There are all sorts of activities that you can do to get healthy and balanced. An costly gym membership and very restrictive diets are not the only way to do it. You can do small things each day to improve upon your health and lose weight. Being intelligent about the selections you make each day is a start. Trying to get in as much physical activity as possible is another. Don’t overlook that health isn’t only about just how much you weigh. You need to help make your body as strong as possible.

We hope you got benefit from reading it, now let’s go back to pozole rojo recipe. To cook pozole rojo you only need 16 ingredients and 5 steps. Here is how you do that.

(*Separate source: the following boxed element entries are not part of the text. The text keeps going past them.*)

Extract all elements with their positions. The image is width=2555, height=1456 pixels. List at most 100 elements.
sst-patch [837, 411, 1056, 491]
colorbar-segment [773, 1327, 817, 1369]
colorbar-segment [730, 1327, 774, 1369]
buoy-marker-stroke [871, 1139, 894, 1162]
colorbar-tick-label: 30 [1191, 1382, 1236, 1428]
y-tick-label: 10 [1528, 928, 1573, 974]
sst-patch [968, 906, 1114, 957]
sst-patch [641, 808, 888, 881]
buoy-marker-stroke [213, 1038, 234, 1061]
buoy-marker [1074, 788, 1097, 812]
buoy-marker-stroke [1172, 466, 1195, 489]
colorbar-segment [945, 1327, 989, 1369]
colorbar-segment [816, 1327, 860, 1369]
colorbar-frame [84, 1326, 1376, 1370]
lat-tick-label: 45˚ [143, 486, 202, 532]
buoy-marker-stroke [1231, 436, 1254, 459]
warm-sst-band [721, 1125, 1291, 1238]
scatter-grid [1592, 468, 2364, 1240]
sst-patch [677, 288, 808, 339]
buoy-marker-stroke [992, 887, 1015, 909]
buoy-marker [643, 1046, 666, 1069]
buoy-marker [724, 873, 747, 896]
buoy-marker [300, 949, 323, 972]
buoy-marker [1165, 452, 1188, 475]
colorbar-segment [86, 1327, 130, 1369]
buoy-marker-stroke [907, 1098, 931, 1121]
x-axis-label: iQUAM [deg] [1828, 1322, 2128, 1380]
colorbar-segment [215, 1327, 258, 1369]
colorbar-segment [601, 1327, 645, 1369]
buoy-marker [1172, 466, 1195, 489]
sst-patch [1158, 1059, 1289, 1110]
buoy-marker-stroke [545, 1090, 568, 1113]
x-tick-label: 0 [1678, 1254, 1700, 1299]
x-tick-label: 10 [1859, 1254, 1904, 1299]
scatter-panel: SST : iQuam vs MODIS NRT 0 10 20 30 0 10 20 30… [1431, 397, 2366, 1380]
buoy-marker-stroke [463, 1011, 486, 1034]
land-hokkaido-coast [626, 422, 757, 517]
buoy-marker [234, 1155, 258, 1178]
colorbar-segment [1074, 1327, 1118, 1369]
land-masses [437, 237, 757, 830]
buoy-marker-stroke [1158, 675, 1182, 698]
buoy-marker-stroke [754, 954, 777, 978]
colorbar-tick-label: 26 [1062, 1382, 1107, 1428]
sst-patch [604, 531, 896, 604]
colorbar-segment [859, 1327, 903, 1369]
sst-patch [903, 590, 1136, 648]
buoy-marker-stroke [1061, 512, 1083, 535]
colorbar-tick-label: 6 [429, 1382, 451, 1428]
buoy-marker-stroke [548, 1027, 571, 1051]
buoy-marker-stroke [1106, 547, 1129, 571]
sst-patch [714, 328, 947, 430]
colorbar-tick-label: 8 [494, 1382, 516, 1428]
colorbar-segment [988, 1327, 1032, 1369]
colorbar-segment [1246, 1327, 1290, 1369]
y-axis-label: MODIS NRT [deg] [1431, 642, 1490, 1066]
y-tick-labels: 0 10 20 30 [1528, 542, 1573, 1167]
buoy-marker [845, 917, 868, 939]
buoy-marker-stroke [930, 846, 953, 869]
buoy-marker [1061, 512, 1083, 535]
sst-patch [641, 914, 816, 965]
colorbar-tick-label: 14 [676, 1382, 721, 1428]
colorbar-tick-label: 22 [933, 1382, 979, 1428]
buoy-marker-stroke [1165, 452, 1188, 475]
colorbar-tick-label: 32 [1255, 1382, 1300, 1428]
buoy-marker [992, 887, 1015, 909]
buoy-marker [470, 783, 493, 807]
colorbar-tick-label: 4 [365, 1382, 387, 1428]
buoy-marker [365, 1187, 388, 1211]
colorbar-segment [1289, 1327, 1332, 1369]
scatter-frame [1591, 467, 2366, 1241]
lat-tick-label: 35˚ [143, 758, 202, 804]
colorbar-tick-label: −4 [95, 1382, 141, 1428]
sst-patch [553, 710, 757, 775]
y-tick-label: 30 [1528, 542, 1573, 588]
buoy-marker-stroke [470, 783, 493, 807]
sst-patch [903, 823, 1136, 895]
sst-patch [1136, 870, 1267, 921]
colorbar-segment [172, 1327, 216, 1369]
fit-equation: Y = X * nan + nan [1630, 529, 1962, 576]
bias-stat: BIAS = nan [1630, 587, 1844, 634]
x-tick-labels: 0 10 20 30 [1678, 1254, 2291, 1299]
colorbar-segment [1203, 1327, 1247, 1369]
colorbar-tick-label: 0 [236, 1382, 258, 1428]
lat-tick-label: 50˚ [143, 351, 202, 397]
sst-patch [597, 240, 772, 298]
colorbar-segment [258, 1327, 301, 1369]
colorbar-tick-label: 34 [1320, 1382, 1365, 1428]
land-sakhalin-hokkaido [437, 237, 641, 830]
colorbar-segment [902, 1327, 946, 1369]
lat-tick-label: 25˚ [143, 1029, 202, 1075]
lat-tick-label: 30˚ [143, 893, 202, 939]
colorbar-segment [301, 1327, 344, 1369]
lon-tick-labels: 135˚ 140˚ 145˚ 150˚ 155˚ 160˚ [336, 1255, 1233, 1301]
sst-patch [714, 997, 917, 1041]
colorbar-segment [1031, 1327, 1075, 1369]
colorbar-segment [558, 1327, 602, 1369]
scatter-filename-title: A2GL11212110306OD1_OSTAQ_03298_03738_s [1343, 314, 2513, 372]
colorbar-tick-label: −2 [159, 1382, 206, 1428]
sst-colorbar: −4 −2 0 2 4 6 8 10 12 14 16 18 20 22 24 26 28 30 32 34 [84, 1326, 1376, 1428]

The ingredients needed to prepare Pozole Rojo:
  1. Use soaked peppers
  2. Get 6 Guajillo Peppers
  3. Take 1/2 cup apple cider vinegar
  4. Provide 2 cup water
  5. Provide cabbage, lettuce, cilantro and/or peppers - optional
  6. Provide main
  7. You need 1/4 cup lard
  8. Get 5 lb Pork Butt Shoulder
  9. Take 2 red onions chopped
  10. You need water
  11. Provide 1 tsp cumin
  12. You need 2 tbsp Mexican Oregano
  13. You need 1 tbsp Italian Seasoning
  14. Take 1 tbls heaping beef bullion
  15. Take salt and pepper
  16. You need 1 number 10 can of white hominy
Instructions to make Pozole Rojo:
  1. Cut of the stems of the dried peppers. Place in microwave with vinegar and water. Set on high for 4 minutes. Place ingredients into a blender and liquify. Add more water if necessary.
  2. Cut pork into 1 to 2 inch cubes. Heat lard in a heavy bottom pot or dutch oven. Brown pork and add onions.
  3. Add blended peppers, seasonings and water to cover the pork by 2 inches. Brink to a slow boil. Reduce heat to a very low simmer and cook for 5 to 6 hrs until the pork is very tender.
  4. Add drained hominy and cook for another hour. Add more water if needed.
  5. Place cabbage or lettuce, cilantro and diced peppers in a bowl if desired. Pour stew on top.